Monsieur de Brack and Monsieur de Cubieres had undertaken to save a poor woman and her child. Scarcely had they secured a horse and a sleigh when the horse died, and they found themselves surrounded by Cossacks and obliged to continue to defend themselves in spite of their exhausted condition.
My brother, thanks to his presence of mind, performed a skillful maneuver and succeeded by taking advantage of the darkness in silently extricating his entire force from the hostile troops, who had completely surrounded him, thus frustrating them of their prey.
Marshal Ney attempted the same feat, but he was less fortunate. He lost his way in the snow-storm. My brother when he rejoined the Emperor heard that the Marshal's troops had probably either perished or been taken prisoners. The Emperor was inconsolable.
“I would have given all the wealth I possess to have avoided such a misfortune," he exclaimed. My brother and his soldiers undertook to save the situation.
Although they had just escaped from those same dangers and were in the greatest need of rest, they set out.

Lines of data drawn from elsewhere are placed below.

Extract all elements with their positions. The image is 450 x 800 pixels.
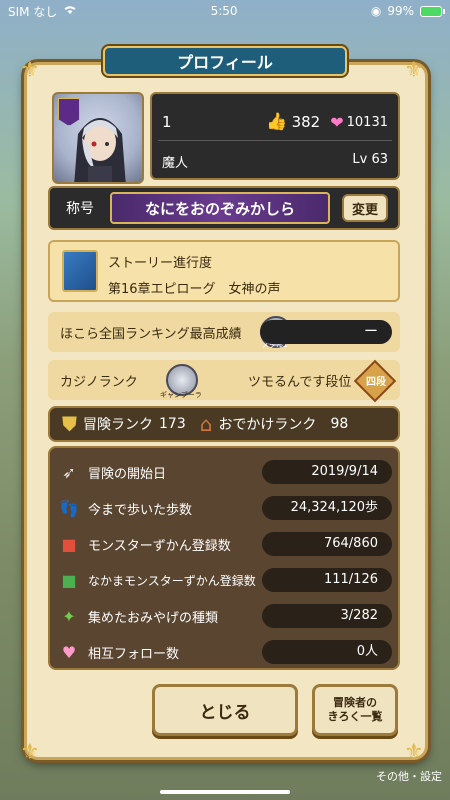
heart-icon: ❤ — [330, 112, 344, 132]
wing-icon: ➶ — [62, 462, 76, 482]
player-name: 1 — [162, 113, 172, 131]
hearts-count: 10131 — [346, 114, 388, 130]
stat-value: 111/126 — [262, 568, 392, 592]
adventurer-records-button[interactable]: 冒険者の きろく一覧 — [312, 684, 398, 736]
fleur-icon: ⚜ — [20, 58, 40, 83]
casino-rank-name: ツモるんです段位 — [248, 375, 352, 390]
house-icon: ⌂ — [199, 412, 213, 436]
page-title: プロフィール — [103, 46, 347, 76]
stat-row: ♥ 相互フォロー数 0人 — [56, 634, 392, 670]
hokora-value-text: ー — [364, 324, 378, 340]
stat-row: ➶ 冒険の開始日 2019/9/14 — [56, 454, 392, 490]
story-book-icon — [62, 250, 98, 292]
stat-row: ■ モンスターずかん登録数 764/860 — [56, 526, 392, 562]
fleur-icon: ⚜ — [404, 58, 424, 83]
stat-label: 冒険の開始日 — [88, 466, 167, 482]
change-title-button[interactable]: 変更 — [342, 194, 388, 222]
title-label: 称号 — [66, 201, 94, 217]
ally-book-icon: ■ — [61, 570, 77, 590]
change-title-label: 変更 — [351, 202, 378, 218]
title-row: 称号 なにをおのぞみかしら 変更 — [48, 186, 400, 230]
handshake-icon: ♥ — [61, 642, 77, 662]
close-button-label: とじる — [199, 702, 251, 723]
records-label-line2: きろく一覧 — [327, 710, 383, 723]
outing-rank-value: 98 — [330, 416, 349, 432]
hokora-value: ー — [260, 320, 392, 344]
rank-bar: ⛊ 冒険ランク 173 ⌂ おでかけランク 98 — [48, 406, 400, 442]
casino-label: カジノランク — [60, 374, 138, 390]
level: Lv 63 — [352, 152, 388, 167]
fleur-icon: ⚜ — [20, 740, 40, 765]
casino-rank-row: カジノランク ギャンブーラ ツモるんです段位 四段 — [48, 359, 400, 403]
stat-label: 相互フォロー数 — [88, 646, 180, 662]
stat-value: 3/282 — [262, 604, 392, 628]
job-name: 魔人 — [162, 156, 189, 171]
likes-count: 382 — [291, 113, 321, 131]
wifi-icon — [63, 4, 77, 18]
stats-panel: ➶ 冒険の開始日 2019/9/14 👣 今まで歩いた歩数 24,324,120… — [48, 446, 400, 670]
story-heading: ストーリー進行度 — [108, 256, 213, 271]
fleur-icon: ⚜ — [404, 740, 424, 765]
stat-label: なかまモンスターずかん登録数 — [88, 573, 256, 588]
avatar — [52, 92, 144, 184]
status-bar: SIM なし 5:50 ◉ 99% — [0, 0, 450, 22]
stat-value: 764/860 — [262, 532, 392, 556]
monster-book-icon: ■ — [61, 534, 77, 554]
stat-label: 今まで歩いた歩数 — [88, 502, 193, 518]
souvenir-icon: ✦ — [62, 606, 76, 626]
stat-row: ■ なかまモンスターずかん登録数 111/126 — [56, 562, 392, 598]
casino-medal-text: ギャンブーラ — [160, 391, 202, 399]
records-label-line1: 冒険者の — [333, 695, 377, 709]
title-text: なにをおのぞみかしら — [144, 199, 295, 218]
title-banner: なにをおのぞみかしら — [110, 192, 330, 224]
story-progress: ストーリー進行度 第16章エピローグ 女神の声 — [48, 240, 400, 302]
carrier-label: SIM なし — [8, 4, 58, 19]
close-button[interactable]: とじる — [152, 684, 298, 736]
battery-percent: 99% — [387, 4, 414, 18]
casino-badge-text: 四段 — [366, 377, 386, 388]
stat-row: 👣 今まで歩いた歩数 24,324,120歩 — [56, 490, 392, 526]
other-settings-link[interactable]: その他・設定 — [376, 768, 442, 784]
status-time: 5:50 — [210, 4, 238, 18]
hokora-label: ほこら全国ランキング最高成績 — [60, 326, 242, 342]
footprint-icon: 👣 — [59, 498, 79, 518]
stat-label: 集めたおみやげの種類 — [88, 610, 219, 626]
home-indicator — [160, 790, 290, 794]
stat-value: 0人 — [262, 640, 392, 664]
stat-value: 24,324,120歩 — [262, 496, 392, 520]
divider — [158, 140, 392, 141]
battery-icon — [420, 5, 445, 17]
orientation-lock-icon: ◉ — [370, 4, 382, 18]
story-chapter: 第16章エピローグ 女神の声 — [108, 282, 281, 297]
profile-info: 1 👍 382 ❤ 10131 魔人 Lv 63 — [150, 92, 400, 180]
outing-rank-label: おでかけランク — [218, 417, 317, 433]
stat-row: ✦ 集めたおみやげの種類 3/282 — [56, 598, 392, 634]
shield-icon: ⛊ — [62, 412, 77, 436]
stat-value: 2019/9/14 — [262, 460, 392, 484]
hokora-ranking-row: ほこら全国ランキング最高成績 メタル1 ー — [48, 312, 400, 352]
adventure-rank-value: 173 — [159, 416, 186, 432]
adventure-rank-label: 冒険ランク — [83, 417, 153, 433]
stat-label: モンスターずかん登録数 — [88, 538, 231, 554]
thumbs-up-icon: 👍 — [266, 112, 288, 132]
page-title-text: プロフィール — [177, 53, 273, 72]
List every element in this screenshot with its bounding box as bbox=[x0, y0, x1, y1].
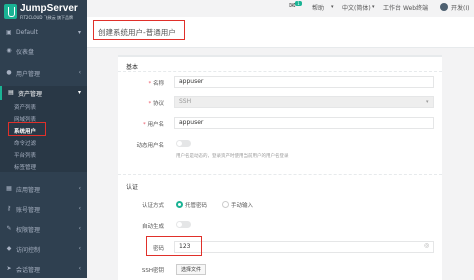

My brother led the way in the direction in which he supposed the Marshal to be.
Never was there a more touching scene than that when the two armies met. Never was the sight of the imperial eagles under which they had both fought received with more enthusiasm. Rescuers and rescued were equally overjoyed.
On the mountain of Vilna, which the ice rendered impassable, it was necessary to leave the treasure-chests of the Guard behind. The silver was entrusted to the soldiers who happened to be there at the time.
All brought it back intact, not a penny was missing, and yet all of them were utterly destitute and undergoing the most terrible privations. There was also the well-known story of the little orphan girl of Vilna whose life the soldiers saved and whom they adopted and cared for as tenderly as a mother might have done. It is pleasant to recall all these instances of courage and self-sacrifice. Many others doubtless will never be known, but I am glad to be able to remind people by the few incidents just mentioned that in our day men still know how to perform deeds of courage and abnegation, and that in the midst of our most serious misfortunes, Frenchmen have always displayed these sterling qualities.